On Monday, Ms Reeves will also set out the government’s response to the public sector pay recommendations, which are about 3% higher than in current spending plans.
The chancellor is likely to accept some above-inflation pay settlements for public sector workers after being warned by independent pay bodies about recruitment and retention challenges, and calculating that the public is keen to draw a line under months of rolling strikes.
Cabinet ministers have spent the week saying a thorough look at their departmental books has revealed more “severe” problems than previously anticipated.
The opposition says this is an elaborate effort to butter up the public for some tax rises at the Budget in the autumn.
The “black hole” arises because the government says it must spend extra money to keep public services functioning.
However, governments draw up their own rules on how much they should borrow to fund public services like the NHS and how the country’s debt is managed.
Paul Johnson, director of the Institute for Fiscal Studies think tank, said it was difficult to know how big the gap in the public finances was, because it depends on how much the government wants to spend.

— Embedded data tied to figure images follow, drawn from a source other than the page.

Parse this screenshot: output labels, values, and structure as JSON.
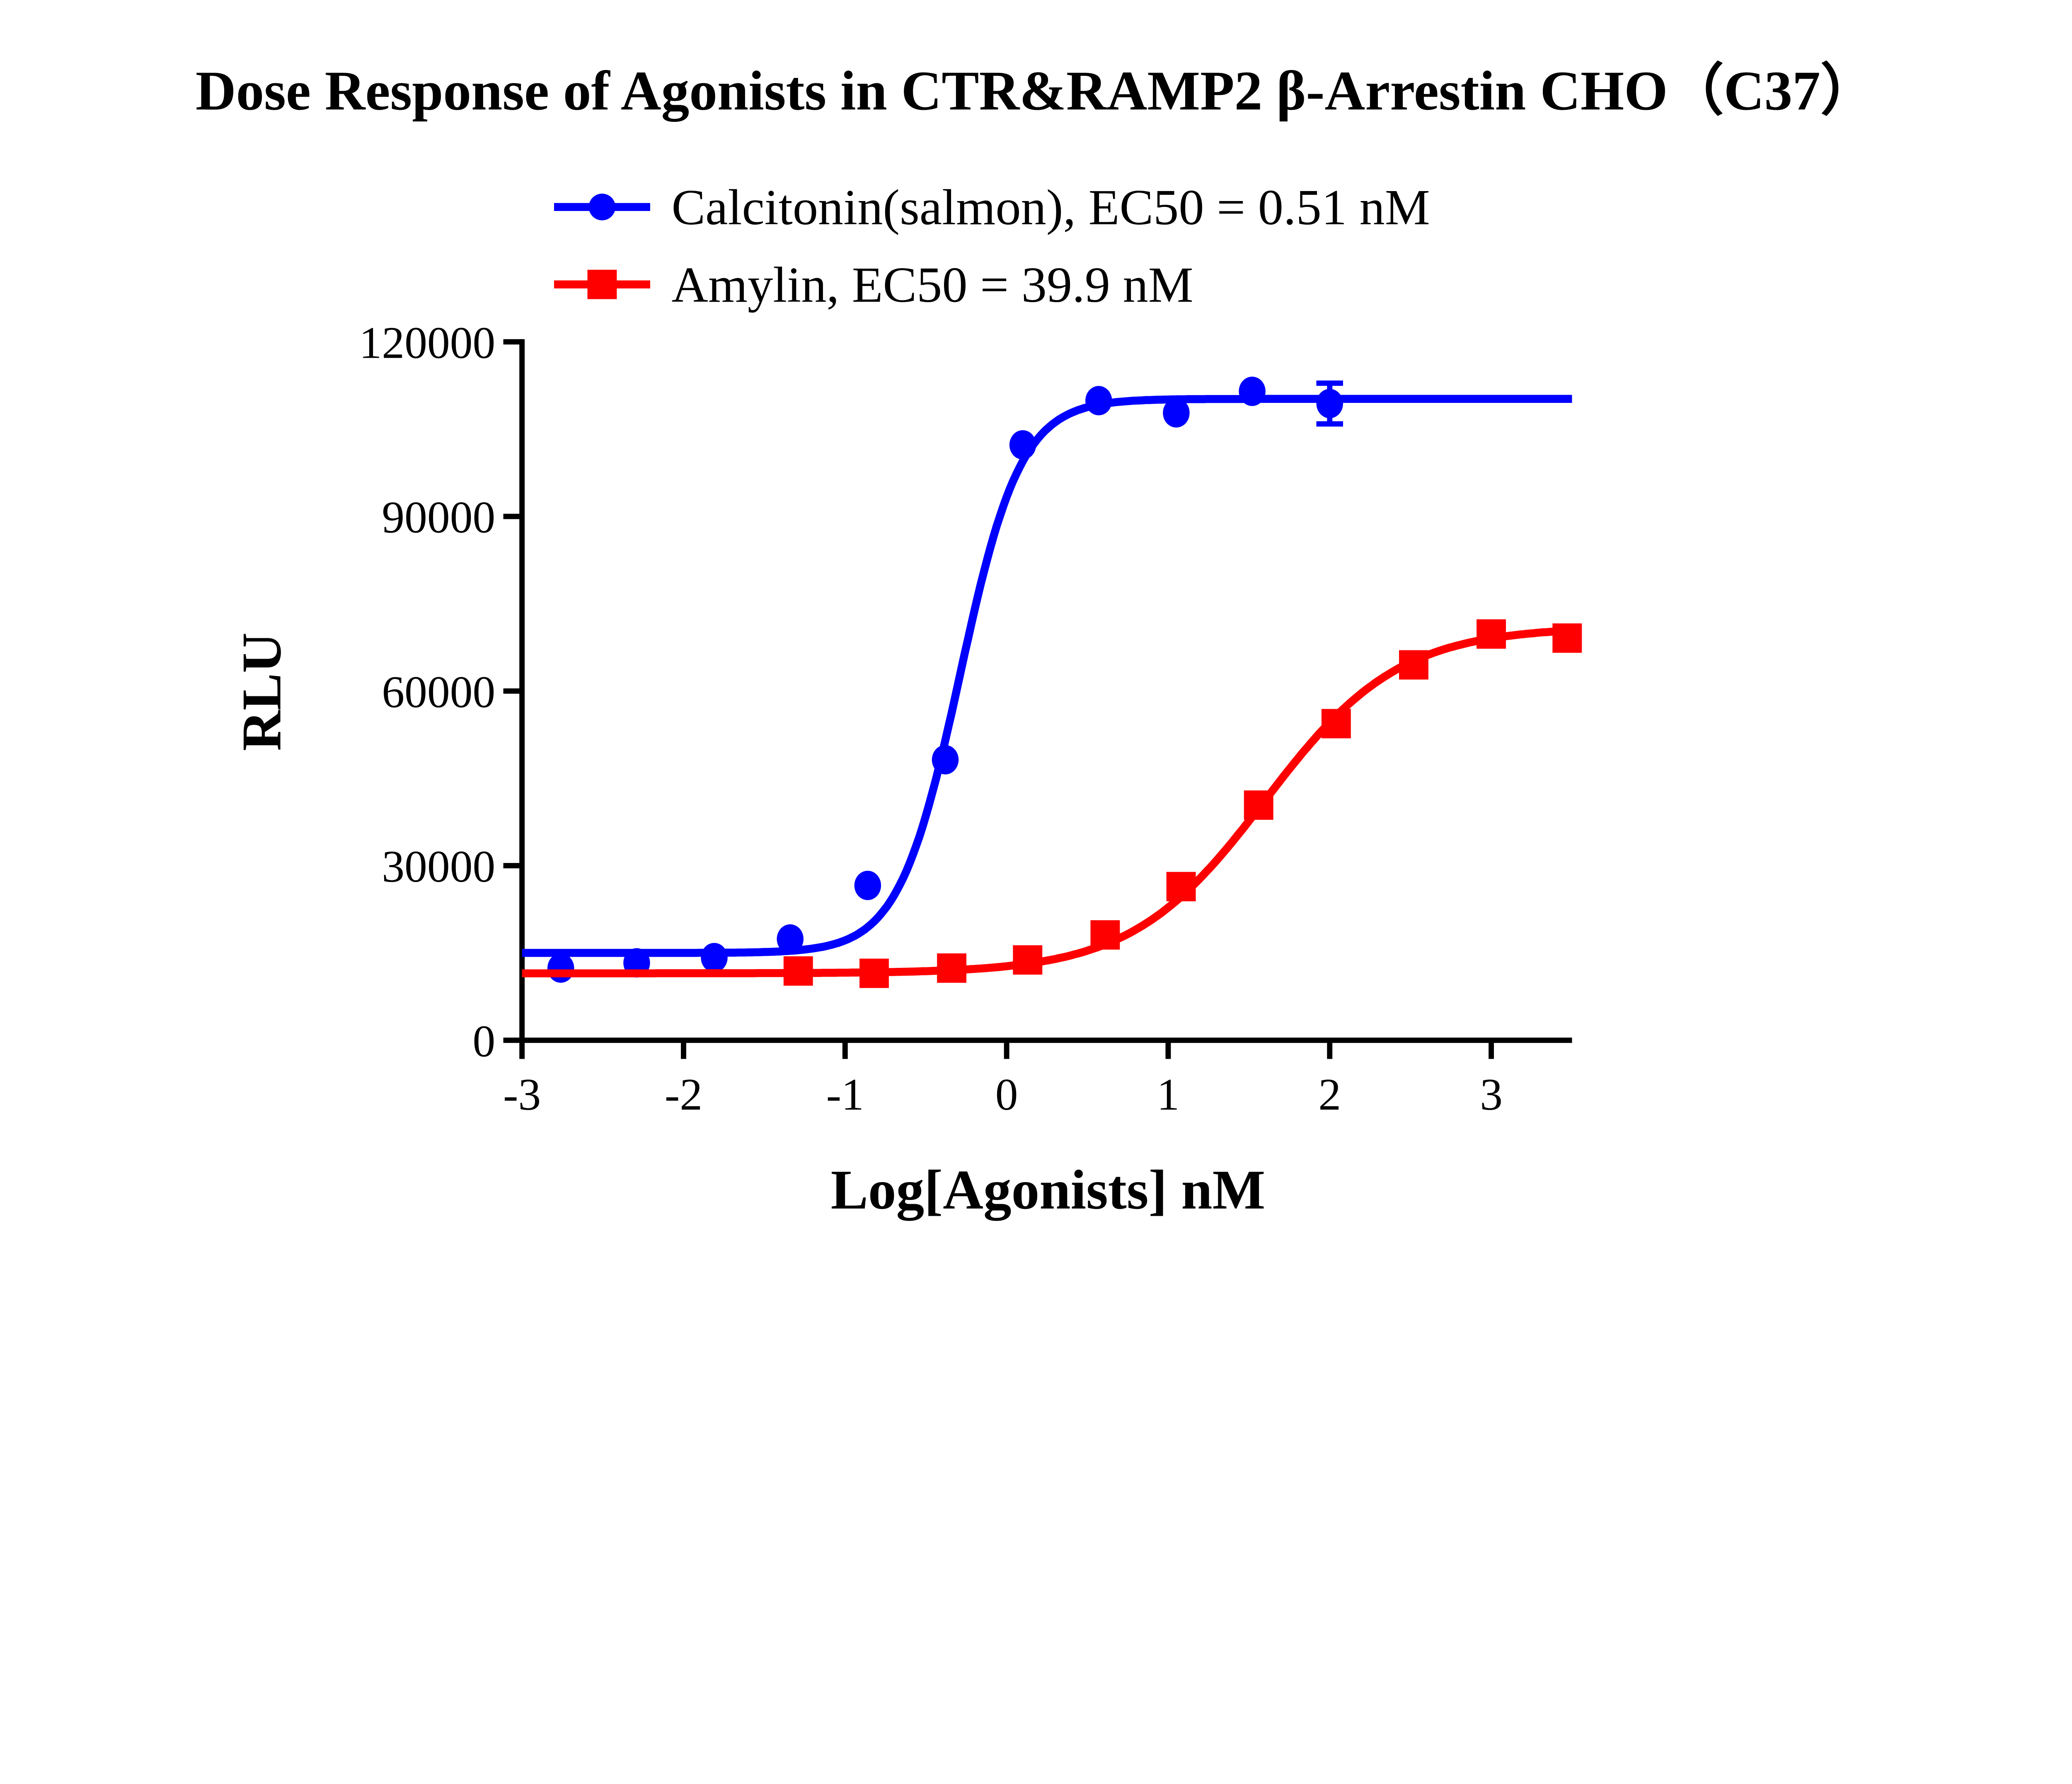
{
  "chart_data": {
    "type": "scatter",
    "title": "Dose Response of Agonists in CTR&RAMP2 β-Arrestin CHO（C37）",
    "xlabel": "Log[Agonists] nM",
    "ylabel": "RLU",
    "xlim": [
      -3,
      3.5
    ],
    "ylim": [
      0,
      120000
    ],
    "xticks": [
      "-3",
      "-2",
      "-1",
      "0",
      "1",
      "2",
      "3"
    ],
    "yticks": [
      "0",
      "30000",
      "60000",
      "90000",
      "120000"
    ],
    "grid": false,
    "legend_position": "top",
    "series": [
      {
        "name": "Calcitonin(salmon), EC50 = 0.51 nM",
        "color": "#0000ff",
        "marker": "circle",
        "x": [
          -2.76,
          -2.29,
          -1.81,
          -1.34,
          -0.86,
          -0.38,
          0.1,
          0.57,
          1.05,
          1.52,
          2.0
        ],
        "y": [
          12400,
          13300,
          14200,
          17400,
          26600,
          48200,
          102300,
          109900,
          107800,
          111500,
          109400
        ],
        "error": [
          0,
          0,
          0,
          0,
          0,
          0,
          0,
          0,
          0,
          0,
          3500
        ],
        "fit": {
          "bottom": 15000,
          "top": 110200,
          "logEC50": -0.29,
          "hill": 2.3
        }
      },
      {
        "name": "Amylin, EC50 = 39.9 nM",
        "color": "#ff0000",
        "marker": "square",
        "x": [
          -1.29,
          -0.82,
          -0.34,
          0.13,
          0.61,
          1.08,
          1.56,
          2.04,
          2.52,
          3.0,
          3.47
        ],
        "y": [
          11900,
          11500,
          12400,
          13800,
          18100,
          26400,
          40400,
          54400,
          64500,
          69800,
          69100
        ],
        "error": [
          0,
          0,
          0,
          0,
          0,
          0,
          0,
          0,
          0,
          0,
          0
        ],
        "fit": {
          "bottom": 11500,
          "top": 71000,
          "logEC50": 1.6,
          "hill": 1.05
        }
      }
    ]
  }
}
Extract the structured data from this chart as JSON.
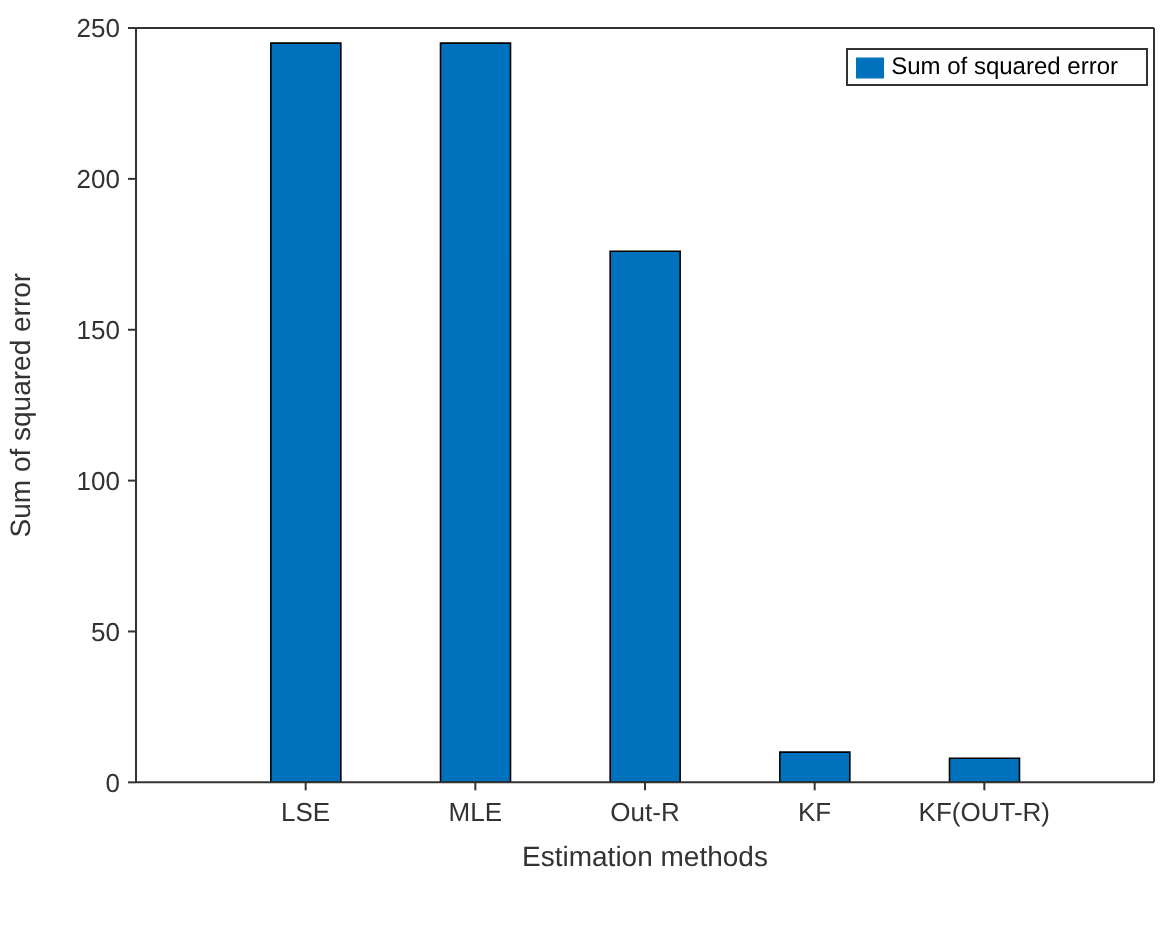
{
  "chart_data": {
    "type": "bar",
    "xlabel": "Estimation methods",
    "ylabel": "Sum of squared error",
    "categories": [
      "LSE",
      "MLE",
      "Out-R",
      "KF",
      "KF(OUT-R)"
    ],
    "series": [
      {
        "name": "Sum of squared error",
        "color": "#0072bd",
        "values": [
          245,
          245,
          176,
          10,
          8
        ]
      }
    ],
    "ylim": [
      0,
      250
    ],
    "yticks": [
      0,
      50,
      100,
      150,
      200,
      250
    ],
    "grid": false,
    "legend": "top right"
  }
}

Labour has pledged not to raise taxes “on working people” including most aspects of National Insurance, income tax and VAT.
“Big tax increases, given the constraints they’ve put on themselves, aren’t impossible, but they’d be pretty difficult,” he told BBC Radio 4’s Today programme.
The extra money the government needs to find to meet self-imposed targets around debt in the future has been labelled the “black hole”.
Some economists suggested during the election that many of these spending pressures, and the possibility taxes would need to be raised to fund them, were obvious and should have been made clear to the voting public.
While the BBC understands there will be no tax policy announcements on Monday, the implication of the audit is that the Treasury will spend the summer trying to find extra savings, or extra taxation revenue, to fill this “black hole”.
A more optimistic economic outlook from the independent forecaster the Office for Budget Responsibility on the impact of the government’s plans would also help improve some tricky trade-offs between spending and tax rises.